/deployment-plagarism

Primary LanguageJupyter NotebookMIT LicenseMIT

Machine Learning, Deployment Case Studies with AWS SageMaker

This repository contains code and associated files for deploying ML models using AWS SageMaker. This repository consists of a number of tutorial notebooks for various case studies, code exercises, and project files that will be to illustrate parts of the ML workflow and give you practice deploying a variety of ML algorithms.

Tutorials

  • Population Segmentation: Learn how to build and deploy unsupervised models in SageMaker. In this example, you'll cluster US Census data; reducing the dimensionality of data using PCA and the clustering the resulting, top components with k-means.
  • Payment Fraud Detection: Learn how to build and deploy a supervised, LinearLearner model in SageMaker. You'll tune a model and handle a case of class imbalance to train a model to detect cases of credit card fraud.
  • Deploy a Custom PyTorch Model (Moon Data): Train and deploy a custom PyTorch neural network that classifies "moon" data; binary data distributed in moon-like shapes.
  • Time Series Forecasting: Learn to analyze time series data and format it for training a DeepAR algorithm; a forecasting algorithm that utilizes a recurrent neural network. Train a model to predict household energy consumption patterns and evaluate the results.

Project

Plagiarism Detector: Build an end-to-end plagiarism classification model. Apply your skills to clean data, extract meaningful features, and deploy a plagiarism classifier in SageMaker.

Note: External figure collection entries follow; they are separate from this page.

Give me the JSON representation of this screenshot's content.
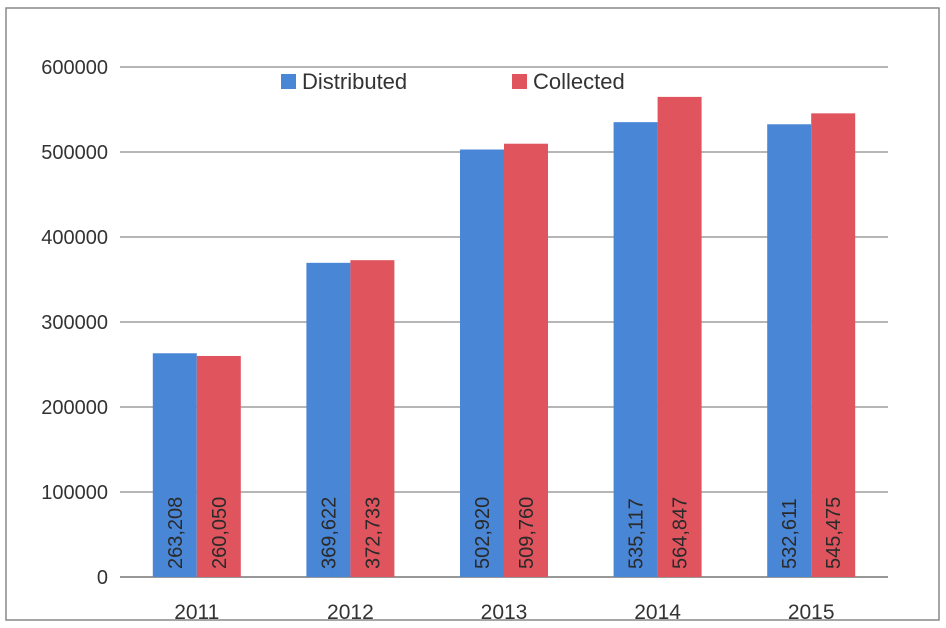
{
  "chart_data": {
    "type": "bar",
    "title": "",
    "xlabel": "",
    "ylabel": "",
    "categories": [
      "2011",
      "2012",
      "2013",
      "2014",
      "2015"
    ],
    "series": [
      {
        "name": "Distributed",
        "color": "#4a86d6",
        "values": [
          263208,
          369622,
          502920,
          535117,
          532611
        ],
        "labels": [
          "263,208",
          "369,622",
          "502,920",
          "535,117",
          "532,611"
        ]
      },
      {
        "name": "Collected",
        "color": "#e0545e",
        "values": [
          260050,
          372733,
          509760,
          564847,
          545475
        ],
        "labels": [
          "260,050",
          "372,733",
          "509,760",
          "564,847",
          "545,475"
        ]
      }
    ],
    "ylim": [
      0,
      600000
    ],
    "yticks": [
      "0",
      "100000",
      "200000",
      "300000",
      "400000",
      "500000",
      "600000"
    ],
    "grid": true,
    "legend_position": "top-center",
    "data_label_position": "inside-bottom-vertical"
  }
}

Examples of dimensionality reduction and time series prediction


Setup Instructions

The notebooks provided in this repository are intended to be executed using Amazon's SageMaker platform. The following is a brief set of instructions on setting up a managed notebook instance using SageMaker, from which the notebooks can be completed and run.

Log in to the AWS console and create a notebook instance

Log in to the AWS console and go to the SageMaker dashboard. Click on 'Create notebook instance'.

  • The notebook name can be anything and using ml.t2.medium is a good idea as it is covered under the free tier.
  • For the role, creating a new role works fine. Using the default options is also okay.
  • It's important to note that you need the notebook instance to have access to S3 resources, which it does by default. In particular, any S3 bucket or object, with “sagemaker" in the name, is available to the notebook.
  • Use the option to git clone the project repository into the notebook instance by pasting https://github.com/udacity/ML_SageMaker_Studies.git

Open and run the notebook of your choice

Now that the repository has been cloned into the notebook instance you may navigate to any of the notebooks that you wish to complete or execute and work with them. Additional instructions are contained in their respective notebooks.